Yahoo! Pipes is something I gave a look to back when it was released to the wild. Like many others I assume, I gave up meddling when whatever it was I was angling to do required stupendously long regex statements. However Matt 2.0 recently came fighting back and produced this RSS pipe for the webpage of a curiously interesting macro economics commentator from India. Admittedly the regex component still took up most of my time but I really don’t see how that can change, other than to pray for nice consistent, tabular web pages. Some hope.
Anyways, here is the Pipe ‘source':
4 parts to the above:
- Fetch the page, indicating start & end points and delimiter for items.
- Further chopping up of the results; data cleansing if you like.
- RSS-ify items, i.e. specify title, link & description.
- Pattern match the appropriate content into each field.
Was also going to point out how this can eleviate one of the big failings of the RSS protocol in my book, the inability to filter based on categories, but it seems there’s a recent blog (top google news result for ‘yahoo pipes’) which hits on the same point, and a few links to backgrounders & alternative methods too.

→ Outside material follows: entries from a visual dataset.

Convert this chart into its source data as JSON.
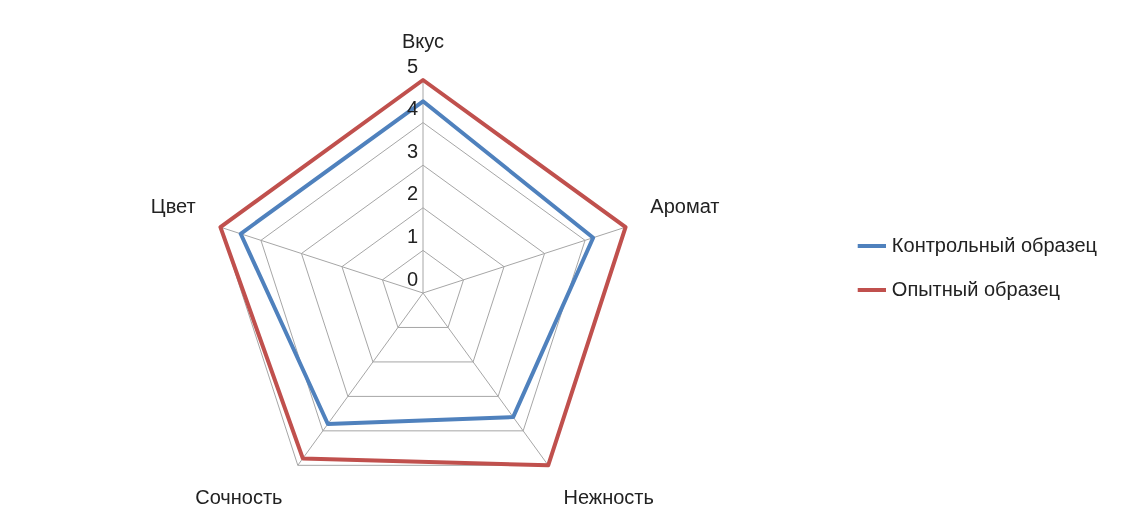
{
  "chart_data": {
    "type": "radar",
    "categories": [
      "Вкус",
      "Аромат",
      "Нежность",
      "Сочность",
      "Цвет"
    ],
    "series": [
      {
        "name": "Контрольный образец",
        "color": "#4f81bd",
        "values": [
          4.5,
          4.2,
          3.6,
          3.8,
          4.5
        ]
      },
      {
        "name": "Опытный образец",
        "color": "#c0504d",
        "values": [
          5,
          5,
          5,
          4.8,
          5
        ]
      }
    ],
    "ylim": [
      0,
      5
    ],
    "yticks": [
      0,
      1,
      2,
      3,
      4,
      5
    ],
    "grid": true,
    "legend": "right",
    "marker": "none"
  }
}
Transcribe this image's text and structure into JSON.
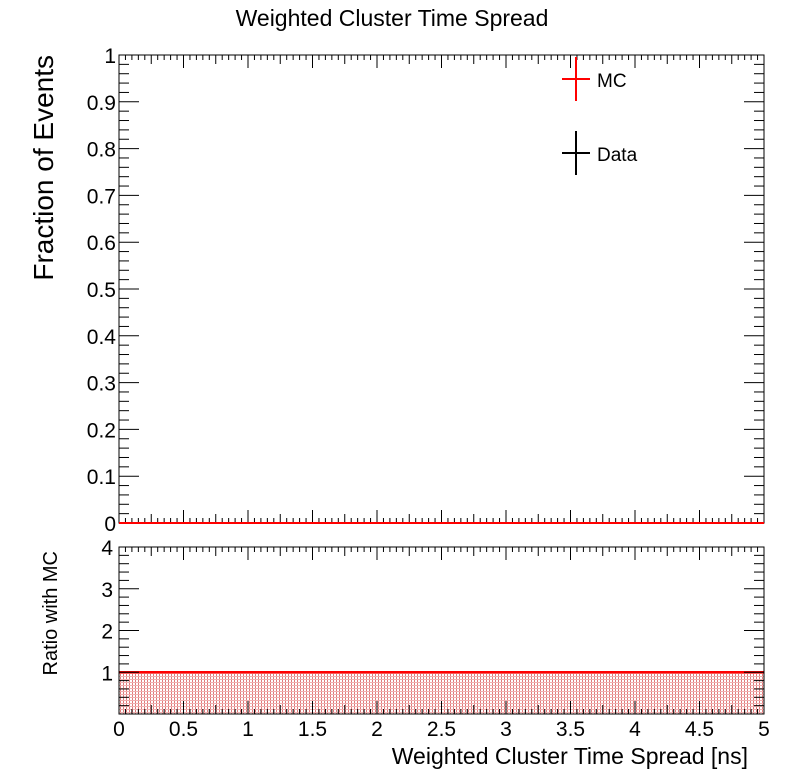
{
  "chart_data": [
    {
      "type": "line",
      "panel": "main",
      "title": "Weighted Cluster Time Spread",
      "ylabel": "Fraction of Events",
      "xlim": [
        0,
        5
      ],
      "ylim": [
        0,
        1
      ],
      "yticks": [
        "0",
        "0.1",
        "0.2",
        "0.3",
        "0.4",
        "0.5",
        "0.6",
        "0.7",
        "0.8",
        "0.9",
        "1"
      ],
      "legend_position": "top-right",
      "series": [
        {
          "name": "MC",
          "color": "#ff0000",
          "x": [
            0,
            5
          ],
          "y": [
            0,
            0
          ]
        },
        {
          "name": "Data",
          "color": "#000000",
          "x": [
            0,
            5
          ],
          "y": [
            0,
            0
          ]
        }
      ]
    },
    {
      "type": "line",
      "panel": "ratio",
      "xlabel": "Weighted Cluster Time Spread [ns]",
      "ylabel": "Ratio with MC",
      "xlim": [
        0,
        5
      ],
      "ylim": [
        0,
        4
      ],
      "xticks": [
        "0",
        "0.5",
        "1",
        "1.5",
        "2",
        "2.5",
        "3",
        "3.5",
        "4",
        "4.5",
        "5"
      ],
      "yticks": [
        "1",
        "2",
        "3",
        "4"
      ],
      "series": [
        {
          "name": "MC",
          "color": "#ff0000",
          "x": [
            0,
            5
          ],
          "y": [
            1,
            1
          ],
          "band_fill": "hatched"
        }
      ]
    }
  ]
}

I’ve used dedicated web-scraper-cum-rss-generators in the past, which also include a version of pattern matching to structure data, but let’s be honest, as complex and seemingly unreasonable as regex is, it’s ability to interrogate even the most convoluted pages found on the web cannot be denied. And Pipes being a general platform to twist things (not just static page content) together, hopefully I’ll find greater uses for it in future.